GCash owner Mynt splits stock to lower share price for IPO
The Securities and Exchange Commission (SEC) has approved a stock split for Globe Fintech Innovations Inc. (Mynt), the owner of GCash, a move intended to lower the per-share price and make the stock more affordable for its long-anticipated initial public offering (IPO).
In a disclosure to the Philippine Stock Exchange (PSE), parent company Globe Telecom said Mynt received its Amended Articles of Incorporation as approved by the SEC.
As such, the number of common shares will be 71.66 billion ₱0.03 per share. Mynt’s authorized capital stock of ₱2.15 billion will remain the same.
The stock split reduces the par value of Mynt’s common shares from ₱1.00 to ₱0.03 per share, thereby increasing the number of authorized common shares from 2.15 billion to 71.66 billion.
Mynt has yet to file its registration statement for its planned IPO as the company and its shareholders wait for a more opportune time to go public, as current market conditions remain challenging.
Last March, the SEC approved a proposal made by the PSE to exempt giant initial public offerings such as that of GCash from the 20 percent minimum public float requirement.
“We have been able to get an approval from the SEC where companies that want to offer ₱5 billion or more can actually offer less than 20 percent,” said PSE President and CEO Ramon S. Monzon.
He added that, under the exemption, “They can offer 15 percent with a commitment that they will do a follow-on offering or a private placement in the next two or three years to comply in the 20 percent requirement.”
Mynt has been asking for an exemption from the rule, considering that the stock market is currently having liquidity problems and may not be able to absorb its IPO if they are required to offer 20 percent of its outstanding shares.
The company said earlier that it will seek a valuation of $8.0 billion when it goes public, possibly by year’s end.
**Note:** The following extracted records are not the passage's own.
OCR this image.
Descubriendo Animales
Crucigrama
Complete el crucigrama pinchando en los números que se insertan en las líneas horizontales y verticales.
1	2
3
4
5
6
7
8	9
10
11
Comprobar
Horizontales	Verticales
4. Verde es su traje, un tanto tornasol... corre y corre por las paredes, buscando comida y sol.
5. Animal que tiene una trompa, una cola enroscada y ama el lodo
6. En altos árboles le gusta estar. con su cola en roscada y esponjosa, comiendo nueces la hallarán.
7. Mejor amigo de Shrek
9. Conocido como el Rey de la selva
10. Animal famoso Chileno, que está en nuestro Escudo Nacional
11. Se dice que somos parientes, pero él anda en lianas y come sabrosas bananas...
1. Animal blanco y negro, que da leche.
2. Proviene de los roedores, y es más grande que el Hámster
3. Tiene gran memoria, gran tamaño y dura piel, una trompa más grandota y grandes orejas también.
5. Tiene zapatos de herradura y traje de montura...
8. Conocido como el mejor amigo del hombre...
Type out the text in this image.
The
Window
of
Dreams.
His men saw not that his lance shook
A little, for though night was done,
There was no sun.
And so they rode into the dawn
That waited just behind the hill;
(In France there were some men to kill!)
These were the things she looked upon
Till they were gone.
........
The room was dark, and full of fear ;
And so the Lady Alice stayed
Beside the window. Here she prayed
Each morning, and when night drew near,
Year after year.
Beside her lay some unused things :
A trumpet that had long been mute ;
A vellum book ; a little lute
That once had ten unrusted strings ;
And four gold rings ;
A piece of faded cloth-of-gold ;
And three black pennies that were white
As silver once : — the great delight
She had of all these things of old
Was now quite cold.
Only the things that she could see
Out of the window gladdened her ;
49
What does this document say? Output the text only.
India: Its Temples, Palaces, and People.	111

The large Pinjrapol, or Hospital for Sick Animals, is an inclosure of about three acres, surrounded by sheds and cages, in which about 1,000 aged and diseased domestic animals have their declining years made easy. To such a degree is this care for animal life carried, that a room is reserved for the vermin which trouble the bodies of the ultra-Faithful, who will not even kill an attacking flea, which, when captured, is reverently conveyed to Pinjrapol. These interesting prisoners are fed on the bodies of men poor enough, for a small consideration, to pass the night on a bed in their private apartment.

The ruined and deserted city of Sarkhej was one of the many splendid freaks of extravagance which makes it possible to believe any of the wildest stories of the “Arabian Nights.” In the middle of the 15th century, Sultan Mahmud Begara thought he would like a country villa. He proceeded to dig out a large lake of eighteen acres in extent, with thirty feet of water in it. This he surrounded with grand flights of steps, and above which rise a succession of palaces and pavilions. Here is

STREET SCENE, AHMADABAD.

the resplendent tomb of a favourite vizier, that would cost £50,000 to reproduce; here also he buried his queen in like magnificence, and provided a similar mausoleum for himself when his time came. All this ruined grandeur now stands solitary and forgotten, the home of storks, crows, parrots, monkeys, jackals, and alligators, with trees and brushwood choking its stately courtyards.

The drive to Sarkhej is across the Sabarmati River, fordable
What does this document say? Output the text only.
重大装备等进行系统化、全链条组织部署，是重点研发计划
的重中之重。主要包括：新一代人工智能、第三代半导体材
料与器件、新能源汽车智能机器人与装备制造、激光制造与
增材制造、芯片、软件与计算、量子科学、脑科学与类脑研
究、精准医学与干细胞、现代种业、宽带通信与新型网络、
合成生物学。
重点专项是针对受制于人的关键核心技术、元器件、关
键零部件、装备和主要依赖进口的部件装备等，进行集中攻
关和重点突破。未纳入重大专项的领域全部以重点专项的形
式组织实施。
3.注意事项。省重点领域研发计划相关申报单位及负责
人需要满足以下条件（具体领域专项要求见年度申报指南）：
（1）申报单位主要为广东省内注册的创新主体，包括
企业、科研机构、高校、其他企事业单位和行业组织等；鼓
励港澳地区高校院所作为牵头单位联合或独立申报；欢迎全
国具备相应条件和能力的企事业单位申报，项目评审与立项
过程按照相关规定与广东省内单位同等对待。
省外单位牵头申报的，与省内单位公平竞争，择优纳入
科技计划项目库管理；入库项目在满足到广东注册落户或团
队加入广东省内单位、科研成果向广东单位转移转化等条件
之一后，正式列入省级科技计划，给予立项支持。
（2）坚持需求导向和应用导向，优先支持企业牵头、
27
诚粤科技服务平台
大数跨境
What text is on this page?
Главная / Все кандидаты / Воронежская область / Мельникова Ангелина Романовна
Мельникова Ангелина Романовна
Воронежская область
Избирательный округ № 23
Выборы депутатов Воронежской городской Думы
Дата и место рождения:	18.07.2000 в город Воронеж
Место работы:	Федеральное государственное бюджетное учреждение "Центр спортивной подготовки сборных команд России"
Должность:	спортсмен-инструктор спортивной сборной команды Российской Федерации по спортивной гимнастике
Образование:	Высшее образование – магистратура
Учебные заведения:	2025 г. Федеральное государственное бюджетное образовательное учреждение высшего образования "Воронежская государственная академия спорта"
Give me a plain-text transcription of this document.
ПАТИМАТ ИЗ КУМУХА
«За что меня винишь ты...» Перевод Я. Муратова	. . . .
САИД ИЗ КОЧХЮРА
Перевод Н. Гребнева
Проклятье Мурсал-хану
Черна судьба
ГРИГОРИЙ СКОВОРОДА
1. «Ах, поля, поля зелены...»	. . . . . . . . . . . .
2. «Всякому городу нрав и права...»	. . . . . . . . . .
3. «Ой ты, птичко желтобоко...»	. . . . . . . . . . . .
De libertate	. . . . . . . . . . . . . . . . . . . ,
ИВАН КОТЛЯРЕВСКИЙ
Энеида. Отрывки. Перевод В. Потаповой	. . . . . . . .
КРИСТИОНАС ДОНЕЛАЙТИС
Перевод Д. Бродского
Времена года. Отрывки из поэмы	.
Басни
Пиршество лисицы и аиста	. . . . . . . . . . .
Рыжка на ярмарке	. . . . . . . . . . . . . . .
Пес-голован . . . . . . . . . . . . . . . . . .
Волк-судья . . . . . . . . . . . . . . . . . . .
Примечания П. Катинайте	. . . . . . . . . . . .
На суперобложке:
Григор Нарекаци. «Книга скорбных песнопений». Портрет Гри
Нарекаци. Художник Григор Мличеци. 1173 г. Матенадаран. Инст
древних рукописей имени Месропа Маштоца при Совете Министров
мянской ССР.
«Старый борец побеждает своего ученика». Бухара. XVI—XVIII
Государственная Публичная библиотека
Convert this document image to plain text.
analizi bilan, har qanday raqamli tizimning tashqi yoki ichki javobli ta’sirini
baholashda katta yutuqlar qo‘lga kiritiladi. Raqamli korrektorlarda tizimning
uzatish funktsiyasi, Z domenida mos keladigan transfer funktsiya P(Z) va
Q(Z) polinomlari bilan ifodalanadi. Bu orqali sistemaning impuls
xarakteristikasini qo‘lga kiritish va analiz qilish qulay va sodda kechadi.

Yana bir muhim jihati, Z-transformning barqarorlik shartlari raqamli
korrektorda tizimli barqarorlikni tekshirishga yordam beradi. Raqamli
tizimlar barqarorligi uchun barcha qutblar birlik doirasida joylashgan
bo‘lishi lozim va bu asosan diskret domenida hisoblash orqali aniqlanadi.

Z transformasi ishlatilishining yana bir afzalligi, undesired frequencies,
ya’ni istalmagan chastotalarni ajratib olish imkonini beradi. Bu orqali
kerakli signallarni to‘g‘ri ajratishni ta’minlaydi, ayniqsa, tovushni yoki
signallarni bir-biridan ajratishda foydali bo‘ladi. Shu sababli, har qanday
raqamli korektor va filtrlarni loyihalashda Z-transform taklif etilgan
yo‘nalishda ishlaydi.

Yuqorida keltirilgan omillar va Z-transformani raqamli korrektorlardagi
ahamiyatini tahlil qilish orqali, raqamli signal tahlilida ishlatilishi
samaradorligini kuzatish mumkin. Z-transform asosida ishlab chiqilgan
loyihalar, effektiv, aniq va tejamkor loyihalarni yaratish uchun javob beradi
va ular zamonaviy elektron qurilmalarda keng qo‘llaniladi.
This would value a 20 percent IPO at $1.6 billion.
While the fintech is gearing up for an IPO, the company said market conditions need to be right, and they're not in a hurry to go public. In addition, it believes that the current minimum float of 20 percent is too high and that 10 percent to 15 percent would be ideal.
This would value the IPO at $800 million to $1.2 billion—just below the $1.3 billion IPO of Monde Nissin Corp., which is historically the biggest IPO in the Philippine stock market. However, in peso terms, this will be bigger than the ₱48.6 billion raised by Monde Nissin.
“Even at the low point of this range, an $800 million offering could be the country's biggest ever,” noted Abacus Securities Corp.